None of these are security vulnerabilities. They're the kind of mess that accumulates when you're building fast and not pruning. But they make the codebase harder to audit, harder to onboard into, and harder to trust.


The Good News

Not everything was bad. The auth system graded A-minus — multi-layer defense with Cloudflare Access, JWT validation, and KV role checks. The test suite has 65+ files with 2,713+ test cases and zero skipped. These are signs of a codebase that someone cares about.

The security issues are hygiene problems, not architecture problems. The system's design is sound. The implementation just has credentials in the wrong places, sanitizers that don't sanitize, and auth checks with gaps.

The difference between "bad architecture" and "bad hygiene" matters. Bad architecture means rethinking the system. Bad hygiene means doing the boring work: rotating keys, adding DOMPurify, fixing one auth check, adding one USER directive. Tedious. Mechanical. Each fix is 10-30 minutes. The hard part is doing 15 of them without cutting corners.


The Fix List

15 items. Roughly prioritized by risk.

  1. Rotate all 30+ leaked credentials across every provider (GitHub, Cloudflare, Twilio, Resend, 6 AI providers, infrastructure tokens)
  2. Replace real values in environment-variables.md with descriptive placeholders
  3. Fix both XSS vulnerabilities (DOMPurify for email renderer, DOMPurify for markdown preview)
  4. Add auth to the GET handler on the command endpoint
  5. Validate paths properly in the file API
  6. Restrict the proxy endpoint's allowed targets
  7. Verify JWT signatures in all code paths
  8. Add USER directives to 3 Dockerfiles
  9. Remove known_devices.json and identity_map.json from tracking
  10. Purge secrets from git history with filter-repo
  11. Fix CORS wildcard configurations
  12. Reduce 67 root-level markdown files to ~17
  13. Prune 22 stale remote branches
  14. Remove 441 journal backup files from the repo
  15. Address 300 MB of git bloat from embeddings-index.json history

The credential rotation alone is a full session. Each key needs to be revoked at the provider, regenerated, stored in the credential vault, and updated in whatever deployment configuration references it. 30+ keys across 10+ providers.


What I Chose Not to Do (Yet)

I didn't immediately revoke all credentials. The reasoning: these secrets have been in git for a while. They're in git history regardless of what I do to current files. A few more days of planned, methodical rotation is safer than emergency revocation that might break production services at 11 PM on a Thursday.

The credential vault lives at a private path with restricted access. 48 credentials inventoried. 27-item rotation checklist created with provider-specific instructions. The plan exists. Execution starts next session.

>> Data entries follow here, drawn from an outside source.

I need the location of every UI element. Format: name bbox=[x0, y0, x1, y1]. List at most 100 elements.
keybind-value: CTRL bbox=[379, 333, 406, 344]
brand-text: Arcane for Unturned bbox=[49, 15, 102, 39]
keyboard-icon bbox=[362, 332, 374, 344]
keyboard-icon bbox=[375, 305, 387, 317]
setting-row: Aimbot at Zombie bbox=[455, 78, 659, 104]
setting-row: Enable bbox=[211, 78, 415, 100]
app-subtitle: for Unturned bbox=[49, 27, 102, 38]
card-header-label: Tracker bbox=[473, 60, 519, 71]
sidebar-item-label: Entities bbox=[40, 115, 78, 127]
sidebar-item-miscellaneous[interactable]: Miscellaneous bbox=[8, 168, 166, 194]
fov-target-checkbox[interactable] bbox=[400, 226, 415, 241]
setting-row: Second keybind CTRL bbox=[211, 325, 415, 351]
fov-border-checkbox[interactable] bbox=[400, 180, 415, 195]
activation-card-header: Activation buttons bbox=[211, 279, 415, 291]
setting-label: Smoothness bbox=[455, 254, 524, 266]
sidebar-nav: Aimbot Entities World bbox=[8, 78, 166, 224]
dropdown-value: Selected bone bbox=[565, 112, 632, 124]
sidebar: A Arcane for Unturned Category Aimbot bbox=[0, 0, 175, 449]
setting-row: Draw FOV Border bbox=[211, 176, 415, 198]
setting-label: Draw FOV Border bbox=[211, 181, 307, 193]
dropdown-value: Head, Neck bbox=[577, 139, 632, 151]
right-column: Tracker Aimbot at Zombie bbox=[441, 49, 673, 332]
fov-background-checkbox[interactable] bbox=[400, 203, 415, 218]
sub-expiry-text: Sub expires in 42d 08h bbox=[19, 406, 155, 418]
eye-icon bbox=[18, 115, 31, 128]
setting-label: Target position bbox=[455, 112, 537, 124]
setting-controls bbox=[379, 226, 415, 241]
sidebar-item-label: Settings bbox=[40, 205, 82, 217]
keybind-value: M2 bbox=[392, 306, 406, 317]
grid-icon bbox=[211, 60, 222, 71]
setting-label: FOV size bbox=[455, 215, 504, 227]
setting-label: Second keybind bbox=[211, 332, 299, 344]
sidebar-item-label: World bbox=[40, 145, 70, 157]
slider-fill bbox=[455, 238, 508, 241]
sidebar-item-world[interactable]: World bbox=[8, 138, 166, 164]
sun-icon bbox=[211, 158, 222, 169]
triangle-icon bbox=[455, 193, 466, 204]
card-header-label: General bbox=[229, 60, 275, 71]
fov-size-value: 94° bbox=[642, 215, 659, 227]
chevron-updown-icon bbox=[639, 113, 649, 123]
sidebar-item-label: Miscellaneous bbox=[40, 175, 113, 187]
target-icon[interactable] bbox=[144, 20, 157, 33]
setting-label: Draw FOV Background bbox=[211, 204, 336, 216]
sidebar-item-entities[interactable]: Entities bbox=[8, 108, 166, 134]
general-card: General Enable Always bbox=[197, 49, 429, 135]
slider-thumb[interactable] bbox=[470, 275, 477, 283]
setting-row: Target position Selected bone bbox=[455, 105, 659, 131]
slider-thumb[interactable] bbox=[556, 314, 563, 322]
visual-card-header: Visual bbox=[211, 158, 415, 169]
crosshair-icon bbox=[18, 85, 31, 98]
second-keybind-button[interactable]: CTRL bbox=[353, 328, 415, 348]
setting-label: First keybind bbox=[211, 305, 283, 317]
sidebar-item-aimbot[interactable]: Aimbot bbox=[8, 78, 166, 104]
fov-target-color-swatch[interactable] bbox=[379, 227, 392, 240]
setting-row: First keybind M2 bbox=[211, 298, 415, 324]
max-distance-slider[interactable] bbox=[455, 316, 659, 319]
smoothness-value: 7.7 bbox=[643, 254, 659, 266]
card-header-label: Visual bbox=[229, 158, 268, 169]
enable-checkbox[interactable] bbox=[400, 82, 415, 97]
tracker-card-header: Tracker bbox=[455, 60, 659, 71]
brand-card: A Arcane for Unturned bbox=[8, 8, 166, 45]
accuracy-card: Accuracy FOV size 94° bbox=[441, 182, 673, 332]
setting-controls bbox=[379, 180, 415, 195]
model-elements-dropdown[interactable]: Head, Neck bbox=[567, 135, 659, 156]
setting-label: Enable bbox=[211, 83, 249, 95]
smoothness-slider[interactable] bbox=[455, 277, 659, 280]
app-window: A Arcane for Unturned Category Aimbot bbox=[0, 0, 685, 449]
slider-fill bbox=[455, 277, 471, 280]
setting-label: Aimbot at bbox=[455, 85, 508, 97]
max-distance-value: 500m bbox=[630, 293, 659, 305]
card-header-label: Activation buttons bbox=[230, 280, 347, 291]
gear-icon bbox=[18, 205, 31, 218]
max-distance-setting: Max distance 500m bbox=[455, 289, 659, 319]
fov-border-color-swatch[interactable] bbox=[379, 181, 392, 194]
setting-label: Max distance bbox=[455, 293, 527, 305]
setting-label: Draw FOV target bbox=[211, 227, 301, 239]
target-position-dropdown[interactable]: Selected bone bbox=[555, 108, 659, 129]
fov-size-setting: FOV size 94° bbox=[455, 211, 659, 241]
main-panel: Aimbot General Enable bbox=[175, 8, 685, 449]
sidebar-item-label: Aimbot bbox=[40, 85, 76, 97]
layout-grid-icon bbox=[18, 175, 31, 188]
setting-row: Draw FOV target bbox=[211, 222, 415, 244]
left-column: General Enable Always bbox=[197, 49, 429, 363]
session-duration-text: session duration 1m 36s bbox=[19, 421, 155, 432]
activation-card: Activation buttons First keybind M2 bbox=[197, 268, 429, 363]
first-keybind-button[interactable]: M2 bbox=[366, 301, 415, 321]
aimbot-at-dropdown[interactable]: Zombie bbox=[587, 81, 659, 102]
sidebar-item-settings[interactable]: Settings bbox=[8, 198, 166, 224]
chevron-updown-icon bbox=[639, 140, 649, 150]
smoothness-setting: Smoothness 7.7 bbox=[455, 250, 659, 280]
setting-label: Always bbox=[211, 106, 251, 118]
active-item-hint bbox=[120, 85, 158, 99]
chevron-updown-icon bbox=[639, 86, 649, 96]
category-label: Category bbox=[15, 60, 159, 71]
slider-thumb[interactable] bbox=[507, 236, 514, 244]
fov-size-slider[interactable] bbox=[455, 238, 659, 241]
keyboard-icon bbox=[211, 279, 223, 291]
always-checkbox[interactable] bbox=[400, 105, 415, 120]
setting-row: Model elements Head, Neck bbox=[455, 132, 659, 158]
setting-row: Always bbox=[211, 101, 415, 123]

What a Secret Scanner Would Have Caught

Every single one of these findings would have been caught by a pre-commit secret scanner. GitHub's secret scanning. GitLeaks. TruffleHog. detect-secrets. Any of them.

I didn't have one configured. The repo has a test suite with 2,713 test cases, linting, type checking — and zero secret scanning. The irony is that secret scanning is probably the easiest security tool to add. A pre-commit hook. A CI step. 5 minutes of configuration.

The gap between "I know I should do this" and "I actually did this" is where 30+ credentials leaked into git. Not because the tooling doesn't exist. Because I didn't install it.

For anyone reading this who also doesn't have secret scanning configured: go add it. Right now. Before your next commit. It takes less time than reading this section took.


The Lesson

Documentation pages are code. Treat them like code. Review them like code. Put them through the same secret-scanning pipeline as your source files.

Better yet, never put real values in documentation files at all. Use YOUR_KEY_HERE placeholders. Link to your secrets manager. Reference environment variable names, not values. If you're copying a real token into a file that will be committed, you're one distracted moment away from shipping secrets.

I was that distracted moment, probably at 2 AM, probably during a setup session, probably thinking "I'll fix this later."

87,478 files audited. 15 categories scored. And the biggest finding was a markdown file that was doing its job backwards.